Mais sa manière de faire nous montre encore une fois un héritage. Héritage provenant de l’animation en elle-même puisque dans les années 70, par économie, l’animation allait à l’essentiel, animant surtout les moments clefs et les émotions fortes. Quelque part, c'est ce qui est le plus important dans cet univers, les moments clefs et surtout, les émotions.

Pour nous renforcer un peu plus l'univers de Devilman, le réalisateur va jouer avec la façon de montrer les choses, d'animer. Lorsque le monde est perdu, sur le point de devenir fou, l’animation y est psychédélique, dynamique et colorée. Lorsque le monde est effrayé, dans la perdition, et est devenu fou, l’animation devient sobre, réaliste, posée (cf. épisode 8).

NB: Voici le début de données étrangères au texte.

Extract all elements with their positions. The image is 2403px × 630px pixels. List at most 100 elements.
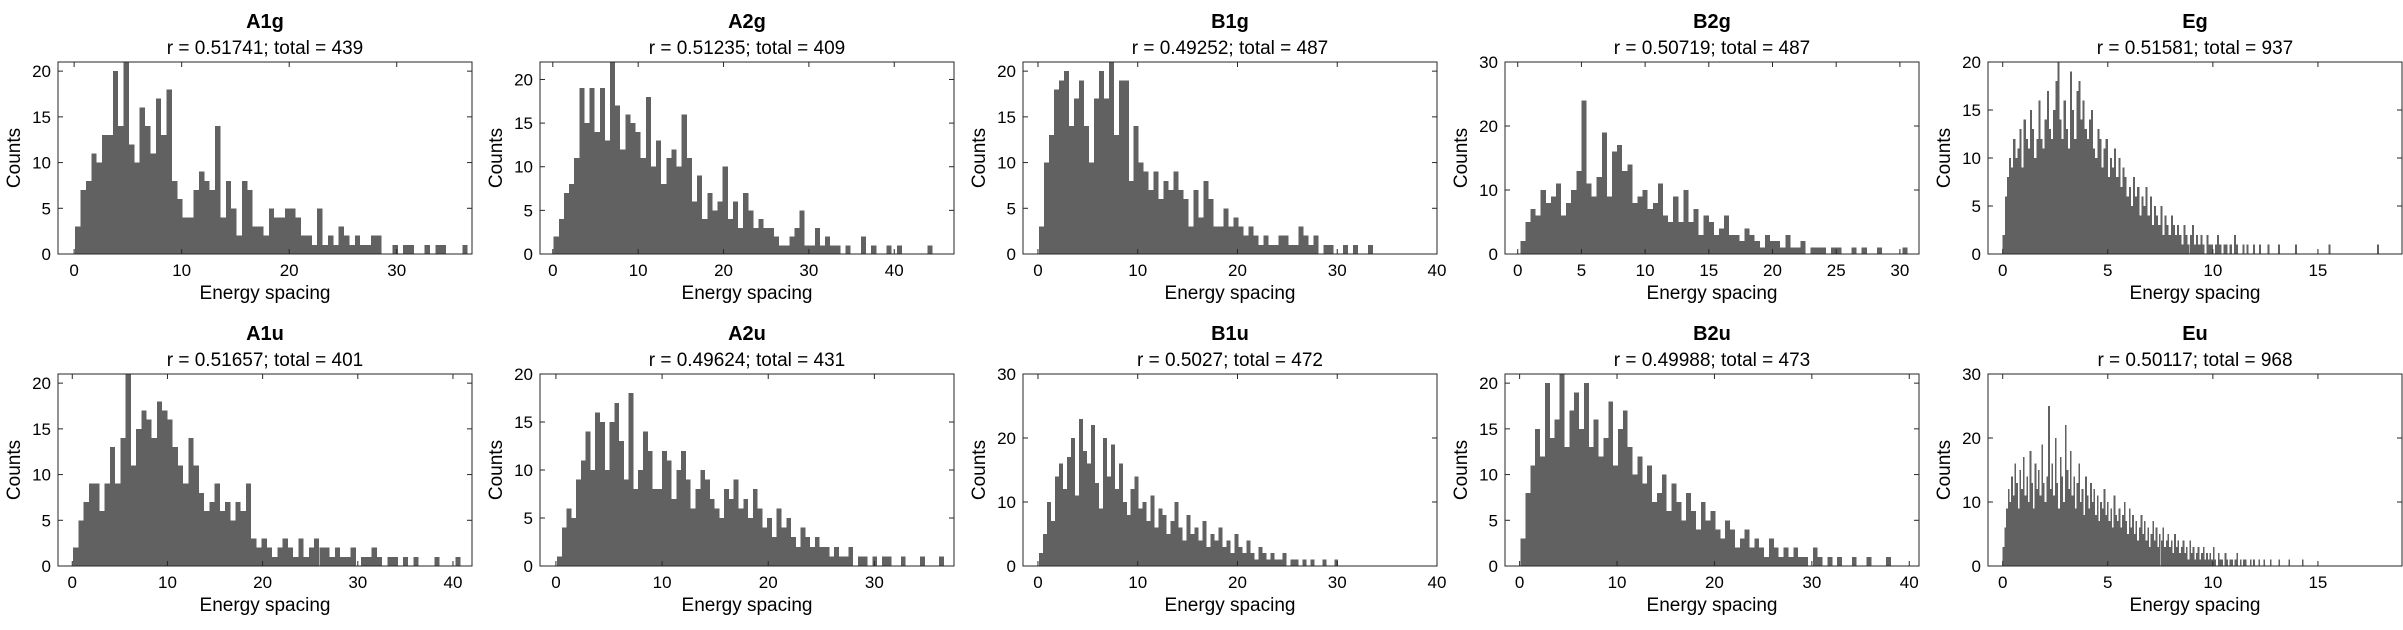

Même la difformité des personnages a un sens, puisque on ne sait ainsi plus qui est humain, qui est démon. Tout est mélangé, tout est difforme, on est en crise identitaire, on est perdu. Toute l’animation a été réfléchi, et est donc un choix voulu par le réalisateur, pour servir un propos.


Ainsi Devilman Crybaby réussit haut la main sa réadaptation. Ayant lu le manga, je trouve que les dessins sont un peu vieillissants et je n’ai pas vraiment su comprendre toute l’ampleur qu'il porte. Car n'ayant pas connu le Japon, ni même le monde des années 70, je n'ai pas pu être touchée. Cependant, par l'animé de Yuasa, j'ai pu comprendre et être touchée grâce à sa "mise à jour".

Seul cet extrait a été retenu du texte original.